Biodiversity in Bhutan
Bhutan is known to the outside world as a country with rich biodiversity. The tiny nation of Bhutan ranks among the most biodiverse in the world. Located in the Himalaya area of Asia, Bhutan has an incredible range of habitat type. The southern part of Bhutan nearest to India is warm and supports wildlife that is usually associated with a tropical-jungle climate. As one progresses north, the wildlife changes according as the elevation increases. In much of Bhutan, it is quite cool - even in the summer. High in the Himalayan mountains, there is snow year round and this is an area inhabited by incredibly hardy animals and plants.

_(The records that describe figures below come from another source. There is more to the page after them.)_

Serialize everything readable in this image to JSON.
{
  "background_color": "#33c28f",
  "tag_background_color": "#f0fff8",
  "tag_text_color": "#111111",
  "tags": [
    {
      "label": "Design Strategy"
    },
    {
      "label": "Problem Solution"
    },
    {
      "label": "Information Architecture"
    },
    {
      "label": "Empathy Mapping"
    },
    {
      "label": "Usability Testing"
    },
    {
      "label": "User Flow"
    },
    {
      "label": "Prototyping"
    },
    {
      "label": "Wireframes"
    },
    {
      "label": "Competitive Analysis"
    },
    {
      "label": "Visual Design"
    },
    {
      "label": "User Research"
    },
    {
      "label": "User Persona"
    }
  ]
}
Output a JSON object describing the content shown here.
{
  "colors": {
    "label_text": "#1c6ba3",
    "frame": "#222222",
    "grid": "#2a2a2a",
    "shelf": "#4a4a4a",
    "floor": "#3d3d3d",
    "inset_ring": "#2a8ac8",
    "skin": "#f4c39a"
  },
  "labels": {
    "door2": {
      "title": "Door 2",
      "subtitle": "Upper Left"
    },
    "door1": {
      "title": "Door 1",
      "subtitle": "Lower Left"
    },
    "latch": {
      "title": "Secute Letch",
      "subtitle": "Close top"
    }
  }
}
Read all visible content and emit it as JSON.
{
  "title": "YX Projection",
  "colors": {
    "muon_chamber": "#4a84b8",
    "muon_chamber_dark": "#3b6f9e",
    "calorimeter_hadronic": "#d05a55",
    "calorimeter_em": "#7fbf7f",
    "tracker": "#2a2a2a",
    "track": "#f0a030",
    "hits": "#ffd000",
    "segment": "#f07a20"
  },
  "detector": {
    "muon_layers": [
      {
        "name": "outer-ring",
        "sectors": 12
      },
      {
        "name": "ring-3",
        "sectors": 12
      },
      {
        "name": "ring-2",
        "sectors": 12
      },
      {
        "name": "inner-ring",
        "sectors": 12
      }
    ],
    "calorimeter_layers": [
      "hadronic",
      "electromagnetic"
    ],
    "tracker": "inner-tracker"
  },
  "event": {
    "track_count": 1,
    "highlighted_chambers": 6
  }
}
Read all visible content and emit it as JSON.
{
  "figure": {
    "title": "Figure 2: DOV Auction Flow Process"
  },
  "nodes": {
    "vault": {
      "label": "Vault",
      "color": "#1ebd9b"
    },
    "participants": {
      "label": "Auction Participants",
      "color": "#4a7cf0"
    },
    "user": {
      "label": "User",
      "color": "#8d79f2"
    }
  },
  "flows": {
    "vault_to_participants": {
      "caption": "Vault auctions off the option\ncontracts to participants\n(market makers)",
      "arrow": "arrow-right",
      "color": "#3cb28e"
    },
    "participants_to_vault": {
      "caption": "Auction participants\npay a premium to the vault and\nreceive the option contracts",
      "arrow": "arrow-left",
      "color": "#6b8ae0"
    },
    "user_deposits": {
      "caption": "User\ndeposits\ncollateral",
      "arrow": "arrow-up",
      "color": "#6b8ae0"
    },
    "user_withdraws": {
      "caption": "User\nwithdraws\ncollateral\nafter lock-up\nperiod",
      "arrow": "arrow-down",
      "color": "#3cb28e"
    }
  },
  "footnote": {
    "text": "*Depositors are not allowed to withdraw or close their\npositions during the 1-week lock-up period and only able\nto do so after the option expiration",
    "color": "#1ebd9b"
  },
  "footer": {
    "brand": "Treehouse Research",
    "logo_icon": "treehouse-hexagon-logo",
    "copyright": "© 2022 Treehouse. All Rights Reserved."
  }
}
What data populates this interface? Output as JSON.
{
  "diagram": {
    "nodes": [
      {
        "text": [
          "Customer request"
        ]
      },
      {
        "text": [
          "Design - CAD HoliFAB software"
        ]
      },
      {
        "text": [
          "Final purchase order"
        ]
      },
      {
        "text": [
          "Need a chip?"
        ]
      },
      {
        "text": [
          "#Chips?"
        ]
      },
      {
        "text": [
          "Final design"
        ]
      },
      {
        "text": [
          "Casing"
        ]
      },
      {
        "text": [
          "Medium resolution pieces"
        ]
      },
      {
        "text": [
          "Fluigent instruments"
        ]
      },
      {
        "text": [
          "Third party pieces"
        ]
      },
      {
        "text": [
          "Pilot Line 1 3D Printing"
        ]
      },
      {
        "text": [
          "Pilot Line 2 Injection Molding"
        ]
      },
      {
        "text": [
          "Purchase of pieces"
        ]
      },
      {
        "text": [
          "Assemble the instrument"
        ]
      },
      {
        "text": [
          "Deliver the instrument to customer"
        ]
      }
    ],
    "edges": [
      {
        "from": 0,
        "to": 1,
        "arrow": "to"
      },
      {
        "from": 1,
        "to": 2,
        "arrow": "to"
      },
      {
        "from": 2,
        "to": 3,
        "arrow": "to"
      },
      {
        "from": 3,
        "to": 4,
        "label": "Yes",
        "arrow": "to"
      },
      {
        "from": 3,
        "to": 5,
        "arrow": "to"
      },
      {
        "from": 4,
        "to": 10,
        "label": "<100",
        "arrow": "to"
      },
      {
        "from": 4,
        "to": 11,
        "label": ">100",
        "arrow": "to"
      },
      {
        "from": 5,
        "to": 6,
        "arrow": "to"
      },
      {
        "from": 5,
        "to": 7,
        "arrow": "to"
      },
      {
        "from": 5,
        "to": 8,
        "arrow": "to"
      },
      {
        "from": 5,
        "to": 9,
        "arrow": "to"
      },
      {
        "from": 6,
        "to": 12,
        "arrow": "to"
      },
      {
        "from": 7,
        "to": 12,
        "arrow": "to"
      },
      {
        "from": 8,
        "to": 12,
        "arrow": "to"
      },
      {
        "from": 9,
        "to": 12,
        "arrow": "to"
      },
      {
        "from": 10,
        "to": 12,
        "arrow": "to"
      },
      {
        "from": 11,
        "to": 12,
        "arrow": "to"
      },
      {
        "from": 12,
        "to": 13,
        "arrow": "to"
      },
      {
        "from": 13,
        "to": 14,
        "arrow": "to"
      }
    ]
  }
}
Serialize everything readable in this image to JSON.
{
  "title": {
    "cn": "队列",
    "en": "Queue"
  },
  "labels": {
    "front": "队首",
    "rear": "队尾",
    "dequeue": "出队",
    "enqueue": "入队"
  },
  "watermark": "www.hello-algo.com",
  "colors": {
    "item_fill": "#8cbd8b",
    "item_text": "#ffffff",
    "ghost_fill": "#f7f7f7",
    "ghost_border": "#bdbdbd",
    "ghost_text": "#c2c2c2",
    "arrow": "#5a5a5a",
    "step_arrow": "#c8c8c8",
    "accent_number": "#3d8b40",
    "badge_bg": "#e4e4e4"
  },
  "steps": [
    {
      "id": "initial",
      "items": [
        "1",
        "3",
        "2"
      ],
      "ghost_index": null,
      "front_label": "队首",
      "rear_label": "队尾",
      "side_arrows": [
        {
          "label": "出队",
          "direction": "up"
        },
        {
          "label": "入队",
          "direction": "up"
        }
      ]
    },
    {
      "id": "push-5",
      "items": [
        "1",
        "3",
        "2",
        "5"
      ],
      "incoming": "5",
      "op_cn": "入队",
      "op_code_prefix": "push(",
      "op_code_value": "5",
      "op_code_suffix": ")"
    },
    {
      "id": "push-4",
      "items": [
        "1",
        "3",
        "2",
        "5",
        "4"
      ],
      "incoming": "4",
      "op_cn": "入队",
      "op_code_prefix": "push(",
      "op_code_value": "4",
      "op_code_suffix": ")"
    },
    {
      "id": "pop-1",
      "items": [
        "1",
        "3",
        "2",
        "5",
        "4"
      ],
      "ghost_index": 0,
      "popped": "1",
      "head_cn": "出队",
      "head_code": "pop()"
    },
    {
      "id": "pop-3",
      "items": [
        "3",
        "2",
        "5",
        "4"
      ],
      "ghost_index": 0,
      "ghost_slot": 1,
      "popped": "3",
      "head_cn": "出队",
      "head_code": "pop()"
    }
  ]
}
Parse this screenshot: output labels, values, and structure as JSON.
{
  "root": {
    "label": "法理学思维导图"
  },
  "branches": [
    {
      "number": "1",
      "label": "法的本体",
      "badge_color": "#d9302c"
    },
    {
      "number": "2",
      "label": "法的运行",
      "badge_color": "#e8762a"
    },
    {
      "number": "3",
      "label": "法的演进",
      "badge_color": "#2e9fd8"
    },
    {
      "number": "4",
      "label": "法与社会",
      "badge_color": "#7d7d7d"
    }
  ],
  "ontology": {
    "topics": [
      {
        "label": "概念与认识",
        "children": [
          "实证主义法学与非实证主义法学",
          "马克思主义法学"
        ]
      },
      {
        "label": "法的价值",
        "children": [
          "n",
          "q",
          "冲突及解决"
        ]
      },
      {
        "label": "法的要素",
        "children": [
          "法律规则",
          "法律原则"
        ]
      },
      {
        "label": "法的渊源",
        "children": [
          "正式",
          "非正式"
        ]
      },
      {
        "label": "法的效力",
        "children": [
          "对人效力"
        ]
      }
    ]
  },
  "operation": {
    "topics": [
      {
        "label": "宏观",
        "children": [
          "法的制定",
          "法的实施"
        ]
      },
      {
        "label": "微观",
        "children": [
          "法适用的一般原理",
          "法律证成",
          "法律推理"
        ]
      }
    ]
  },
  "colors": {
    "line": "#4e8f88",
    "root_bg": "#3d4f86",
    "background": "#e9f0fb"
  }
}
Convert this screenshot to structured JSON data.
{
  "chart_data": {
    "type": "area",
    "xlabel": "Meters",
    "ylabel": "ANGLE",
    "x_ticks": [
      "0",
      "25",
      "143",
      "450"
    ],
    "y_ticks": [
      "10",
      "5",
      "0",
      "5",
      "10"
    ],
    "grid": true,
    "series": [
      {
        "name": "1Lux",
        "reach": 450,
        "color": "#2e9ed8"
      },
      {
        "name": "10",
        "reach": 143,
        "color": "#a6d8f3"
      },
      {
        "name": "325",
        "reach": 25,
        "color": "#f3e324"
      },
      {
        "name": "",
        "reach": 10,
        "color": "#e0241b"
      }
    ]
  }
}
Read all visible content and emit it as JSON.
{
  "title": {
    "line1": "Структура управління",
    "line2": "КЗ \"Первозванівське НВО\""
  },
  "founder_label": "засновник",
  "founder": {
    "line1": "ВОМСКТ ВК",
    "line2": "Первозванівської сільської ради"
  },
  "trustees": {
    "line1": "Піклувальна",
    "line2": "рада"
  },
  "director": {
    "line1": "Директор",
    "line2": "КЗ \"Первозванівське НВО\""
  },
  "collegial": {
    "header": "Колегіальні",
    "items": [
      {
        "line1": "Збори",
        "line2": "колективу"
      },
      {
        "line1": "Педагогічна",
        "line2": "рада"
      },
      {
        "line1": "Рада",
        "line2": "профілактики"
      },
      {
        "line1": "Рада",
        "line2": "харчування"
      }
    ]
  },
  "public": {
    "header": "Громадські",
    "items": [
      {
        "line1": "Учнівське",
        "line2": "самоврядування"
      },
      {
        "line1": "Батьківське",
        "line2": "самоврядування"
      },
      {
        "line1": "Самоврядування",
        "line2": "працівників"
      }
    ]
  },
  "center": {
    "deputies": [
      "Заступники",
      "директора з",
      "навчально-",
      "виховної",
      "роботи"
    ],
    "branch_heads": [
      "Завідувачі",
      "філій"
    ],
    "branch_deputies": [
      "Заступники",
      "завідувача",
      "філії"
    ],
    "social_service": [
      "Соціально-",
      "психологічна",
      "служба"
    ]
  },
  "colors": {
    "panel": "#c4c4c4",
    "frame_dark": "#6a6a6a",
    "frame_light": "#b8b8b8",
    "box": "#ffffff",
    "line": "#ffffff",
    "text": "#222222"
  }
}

Currently, Bhutan is home to 11,248 known species from the following kingdoms: Animalia,
Plantae, Chromista, Eubacteria, Fungi, and Protista. The two largest known kingdoms are Plantae
and Animalia, which together account for 93% of all species. The smallest kingdom is Protista,
which accounts for only two species (less than 1% of all species).
As of 2017, a total of 11,248 species within all biodiversity taxa have been recorded in Bhutan. Of
this, 5,114 species belong to Animalia, 5,369 species to Plantae, 690 to Fungi, 55 to Chromista,
18 species to Eubacteria, two species to Protista, and there are no records for Archaebacteria.
Innumerable rivers wind through the valleys of Bhutan. Waterfalls are everywhere, tucked in between the cliffs and draining into the rivers and streams. More than 70% of the country is covered with forests (or other communities of native vegetation), and constitution of Bhutan mandated that there must be 60% of Forest cover for all time to come. The forests that grow between the riverbanks and the mountain peaks include a variety of trees, such as bamboo, cypress, and the rhododendron.